IN general terms, a bird’s metabolism (or metabolic rate) is linked to the body’s utilisation of food and how this affects growth, production of energy and elimination of waste. There are many ailments that are linked to a bird’s metabolism that may be overcome with the correct feeding regime and bird care.

Going back to basics
Budgies originally resided in Australia in an arid climate. Humans transferred these birds to almost every country in the world and bred them the way it suited humans and not the birds. Budgies are usually retained in small aviaries and do not have the advantage of free flight, nor the availability of many different types of seeds, grains, shrubs and bushes. They have lost their natural instinct to forage for foods that would heal many ailments. Instead, the birds rely on humans for everything, and sometimes we get it wrong. With this in mind, it is vital to supply our birds with as many dietary options as they would find in their natural habitat.
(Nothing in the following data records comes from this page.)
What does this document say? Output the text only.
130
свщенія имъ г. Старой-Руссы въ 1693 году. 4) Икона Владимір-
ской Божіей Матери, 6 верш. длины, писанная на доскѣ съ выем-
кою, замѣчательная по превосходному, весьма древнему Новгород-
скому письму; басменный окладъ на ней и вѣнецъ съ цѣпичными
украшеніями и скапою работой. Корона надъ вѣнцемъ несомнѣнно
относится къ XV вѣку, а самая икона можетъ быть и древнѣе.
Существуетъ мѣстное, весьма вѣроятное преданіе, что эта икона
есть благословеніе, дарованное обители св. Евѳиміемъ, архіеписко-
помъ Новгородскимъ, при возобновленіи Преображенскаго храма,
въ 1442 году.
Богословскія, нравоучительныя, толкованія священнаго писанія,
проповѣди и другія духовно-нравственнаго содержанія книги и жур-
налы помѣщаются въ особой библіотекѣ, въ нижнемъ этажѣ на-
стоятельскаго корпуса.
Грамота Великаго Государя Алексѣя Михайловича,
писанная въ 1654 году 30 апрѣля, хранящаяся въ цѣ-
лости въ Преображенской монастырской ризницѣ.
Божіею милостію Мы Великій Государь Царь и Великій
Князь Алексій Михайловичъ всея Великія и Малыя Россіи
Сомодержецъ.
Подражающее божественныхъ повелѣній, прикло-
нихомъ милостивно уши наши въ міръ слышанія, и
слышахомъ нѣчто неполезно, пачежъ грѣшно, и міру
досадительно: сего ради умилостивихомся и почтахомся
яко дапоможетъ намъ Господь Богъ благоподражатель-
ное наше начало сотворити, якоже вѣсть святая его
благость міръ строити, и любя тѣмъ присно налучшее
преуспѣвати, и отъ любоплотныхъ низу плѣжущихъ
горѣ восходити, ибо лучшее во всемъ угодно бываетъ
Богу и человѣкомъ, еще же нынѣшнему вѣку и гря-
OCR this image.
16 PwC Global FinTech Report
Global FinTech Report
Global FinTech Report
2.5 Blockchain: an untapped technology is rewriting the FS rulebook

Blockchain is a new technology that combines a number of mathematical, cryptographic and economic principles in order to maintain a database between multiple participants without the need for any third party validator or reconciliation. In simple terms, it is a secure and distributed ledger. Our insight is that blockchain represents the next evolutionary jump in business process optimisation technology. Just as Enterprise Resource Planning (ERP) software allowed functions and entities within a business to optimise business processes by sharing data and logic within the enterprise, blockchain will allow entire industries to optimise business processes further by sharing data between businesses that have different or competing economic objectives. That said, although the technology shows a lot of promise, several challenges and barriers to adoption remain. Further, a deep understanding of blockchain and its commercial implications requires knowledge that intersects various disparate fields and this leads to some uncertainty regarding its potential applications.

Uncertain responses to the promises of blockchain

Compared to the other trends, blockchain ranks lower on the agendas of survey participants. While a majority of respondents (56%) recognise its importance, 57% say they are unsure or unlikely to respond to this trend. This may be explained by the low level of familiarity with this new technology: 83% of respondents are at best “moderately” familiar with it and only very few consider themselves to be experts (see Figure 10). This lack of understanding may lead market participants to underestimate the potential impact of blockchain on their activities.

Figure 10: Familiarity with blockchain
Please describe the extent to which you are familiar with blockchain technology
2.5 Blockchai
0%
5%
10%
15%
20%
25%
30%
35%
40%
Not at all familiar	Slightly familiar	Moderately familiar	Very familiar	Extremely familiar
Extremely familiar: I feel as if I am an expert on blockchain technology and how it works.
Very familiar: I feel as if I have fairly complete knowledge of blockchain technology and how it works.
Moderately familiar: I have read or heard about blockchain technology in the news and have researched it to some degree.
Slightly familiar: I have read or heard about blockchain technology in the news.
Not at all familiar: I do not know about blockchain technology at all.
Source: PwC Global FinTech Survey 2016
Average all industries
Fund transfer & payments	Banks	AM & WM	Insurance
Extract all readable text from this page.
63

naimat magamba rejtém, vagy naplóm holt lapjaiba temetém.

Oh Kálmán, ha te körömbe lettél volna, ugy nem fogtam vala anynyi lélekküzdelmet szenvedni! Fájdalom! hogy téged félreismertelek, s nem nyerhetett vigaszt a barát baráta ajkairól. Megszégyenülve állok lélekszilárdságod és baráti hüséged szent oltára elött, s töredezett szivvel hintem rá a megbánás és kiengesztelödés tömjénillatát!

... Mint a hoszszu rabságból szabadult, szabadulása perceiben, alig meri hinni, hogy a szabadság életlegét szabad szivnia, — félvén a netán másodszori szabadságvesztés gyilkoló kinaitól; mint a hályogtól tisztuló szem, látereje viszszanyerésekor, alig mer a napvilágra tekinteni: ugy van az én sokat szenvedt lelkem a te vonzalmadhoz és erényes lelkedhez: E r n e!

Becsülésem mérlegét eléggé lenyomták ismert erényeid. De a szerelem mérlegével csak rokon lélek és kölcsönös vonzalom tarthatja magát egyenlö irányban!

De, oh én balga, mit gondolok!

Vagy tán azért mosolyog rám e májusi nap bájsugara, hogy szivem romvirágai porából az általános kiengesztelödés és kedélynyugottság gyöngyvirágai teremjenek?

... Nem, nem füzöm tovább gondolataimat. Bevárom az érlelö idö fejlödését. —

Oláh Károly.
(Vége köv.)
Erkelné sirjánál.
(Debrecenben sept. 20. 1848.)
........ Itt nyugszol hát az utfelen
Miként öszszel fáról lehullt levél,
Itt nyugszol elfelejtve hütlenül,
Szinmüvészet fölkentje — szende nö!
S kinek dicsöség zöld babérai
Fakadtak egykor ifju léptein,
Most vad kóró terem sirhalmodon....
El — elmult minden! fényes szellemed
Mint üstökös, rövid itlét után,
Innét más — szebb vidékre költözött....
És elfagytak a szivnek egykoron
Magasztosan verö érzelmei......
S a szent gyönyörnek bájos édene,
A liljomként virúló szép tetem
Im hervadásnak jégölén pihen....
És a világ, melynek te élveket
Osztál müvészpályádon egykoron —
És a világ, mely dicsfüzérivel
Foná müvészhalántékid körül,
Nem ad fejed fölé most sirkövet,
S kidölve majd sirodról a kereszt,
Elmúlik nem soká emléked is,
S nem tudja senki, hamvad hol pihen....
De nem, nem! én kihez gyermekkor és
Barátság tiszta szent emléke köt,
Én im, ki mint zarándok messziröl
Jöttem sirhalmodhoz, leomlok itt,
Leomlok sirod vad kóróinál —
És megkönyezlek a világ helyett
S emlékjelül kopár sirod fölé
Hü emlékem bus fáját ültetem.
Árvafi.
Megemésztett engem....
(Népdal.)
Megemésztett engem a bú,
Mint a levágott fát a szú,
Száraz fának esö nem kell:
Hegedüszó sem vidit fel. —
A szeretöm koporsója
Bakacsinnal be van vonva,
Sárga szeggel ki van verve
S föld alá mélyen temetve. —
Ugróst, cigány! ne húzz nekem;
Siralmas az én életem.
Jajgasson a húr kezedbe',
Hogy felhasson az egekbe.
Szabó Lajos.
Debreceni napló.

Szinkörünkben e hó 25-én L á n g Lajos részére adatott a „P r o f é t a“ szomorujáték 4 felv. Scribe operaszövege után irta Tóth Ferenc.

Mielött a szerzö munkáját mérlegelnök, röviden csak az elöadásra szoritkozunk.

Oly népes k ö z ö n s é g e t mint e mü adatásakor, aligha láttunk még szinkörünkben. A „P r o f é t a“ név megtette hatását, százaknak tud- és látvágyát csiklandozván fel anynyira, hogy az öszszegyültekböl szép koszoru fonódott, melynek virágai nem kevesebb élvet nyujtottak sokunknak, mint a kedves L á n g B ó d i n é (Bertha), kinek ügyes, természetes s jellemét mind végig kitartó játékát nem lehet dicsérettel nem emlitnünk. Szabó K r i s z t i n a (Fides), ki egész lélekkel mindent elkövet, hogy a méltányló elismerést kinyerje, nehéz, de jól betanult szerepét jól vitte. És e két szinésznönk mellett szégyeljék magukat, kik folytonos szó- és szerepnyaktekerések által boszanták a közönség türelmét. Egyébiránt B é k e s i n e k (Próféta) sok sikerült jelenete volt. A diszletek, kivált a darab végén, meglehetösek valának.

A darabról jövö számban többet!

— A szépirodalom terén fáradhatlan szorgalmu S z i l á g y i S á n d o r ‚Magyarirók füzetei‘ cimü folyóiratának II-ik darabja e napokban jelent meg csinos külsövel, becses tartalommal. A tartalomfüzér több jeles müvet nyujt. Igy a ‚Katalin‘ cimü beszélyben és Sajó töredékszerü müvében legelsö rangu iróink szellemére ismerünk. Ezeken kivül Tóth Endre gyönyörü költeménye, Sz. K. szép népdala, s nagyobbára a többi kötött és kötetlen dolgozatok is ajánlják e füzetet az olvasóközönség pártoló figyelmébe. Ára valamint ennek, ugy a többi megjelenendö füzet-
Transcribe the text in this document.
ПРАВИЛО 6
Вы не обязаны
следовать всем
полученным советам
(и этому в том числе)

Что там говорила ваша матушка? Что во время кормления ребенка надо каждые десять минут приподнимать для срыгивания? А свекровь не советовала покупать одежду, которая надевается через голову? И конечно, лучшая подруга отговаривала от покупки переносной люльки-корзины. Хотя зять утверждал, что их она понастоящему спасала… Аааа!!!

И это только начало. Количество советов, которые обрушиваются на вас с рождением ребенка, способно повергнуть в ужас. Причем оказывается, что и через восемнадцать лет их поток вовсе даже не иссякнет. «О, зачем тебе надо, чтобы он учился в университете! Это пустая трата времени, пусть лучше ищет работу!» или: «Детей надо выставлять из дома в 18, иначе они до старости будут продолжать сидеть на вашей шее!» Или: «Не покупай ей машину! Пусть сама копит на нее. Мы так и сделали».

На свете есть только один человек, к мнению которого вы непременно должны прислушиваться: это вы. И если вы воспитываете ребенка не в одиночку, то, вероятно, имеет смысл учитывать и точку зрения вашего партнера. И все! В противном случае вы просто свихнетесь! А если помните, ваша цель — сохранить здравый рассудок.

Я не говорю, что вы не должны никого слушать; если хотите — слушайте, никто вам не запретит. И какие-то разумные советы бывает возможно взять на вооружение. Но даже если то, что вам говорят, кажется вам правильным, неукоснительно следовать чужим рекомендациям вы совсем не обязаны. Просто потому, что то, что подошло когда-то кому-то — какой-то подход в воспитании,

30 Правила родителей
Budgies have a natural built-in instinct that permits them to seek out certain types of food that will cure most of the metabolic problems they may face living in the wild. I have several camcorder videos of budgies in the wild, taken over a number years, and I have noted that budgies often drink from dirty rancid water holes, without any ill effects. I have also seen these birds chew on burned timber, chewing charcoal at least once a day – this demonstrates the need to supply our birds with some form of charcoal for their digestive system. Charcoal has many benefits and should be considered as a daily dietary requirement.

In the wild, budgerigars swallow small particles of sand and even some very small stones. Since of course these birds have no teeth, the small particles act like a grinder to make the food they eat small enough to swallow. From the crop, food passes down the oesophagus. Budgies have two stomachs, of which the first is called the proventriculus. Here is produced the crop milk that hens feed to their newborn chicks.

The gizzard is a highly developed muscular organ which has a rough surface or lining. Budgerigars retain seed and grit within the gizzard to grind undigested food that will be absorbed later in the process of digestion. The gizzard has a bend called the duodenum, and various ducts drain into this section from the pancreas. The juices from the pancreas are responsible for digesting three main food constituents – carbohydrates, proteins and fats.

The crop and gizzard are often susceptible to infections. These may be caused by bacteria growing on leftover softfood, especially in the summer months when hot weather will cause food to sour quickly. When this occurs, other problems arise, such as loose droppings and regurgitation. Birds huddle with their feathers fluffed up to help retain warmth and the breeder then looks for reasons for illness, which may not be obvious.

Due to the benefit of researching budgies in their natural habitat and watching what they eat every day, I have designed my birds’ diet around the natural foods available to the wild birds, and I have fewer problems than breeders who just supply seeds and medication to their birds. In the wild, it is only the healthy birds that survive. In captivity we are responsible for the wellbeing of our birds and it is important to look closely at what we feed them every day to ensure good health.

Some do prefer it hot...
ONCE, a parrot breeder gave a lecture at the club I belong to and talked about feeding birds chillies. The reason for feeding chillies was to clean out the crop and gizzard, so I grew some and began to feed them to my birds to see whether what we’d been told was true. I started feeding the chillies to the breeding cabinets, and one by one the birds began to eat the chillies and feed them to the chicks in the nest-boxes. When these chicks were placed in flights several months later, I continued to feed them chillies, it took only a few days for the adult birds to get the taste for chillies. Now all my birds eat them. I can’t be sure  the chillies are responsible for my healthy birds, but I do not have any digestive problems within my birds.


Australian fancier Judy Higgins has been a breeder and exhibitor of budgerigars for more than 50 years, breeding almost every variety available.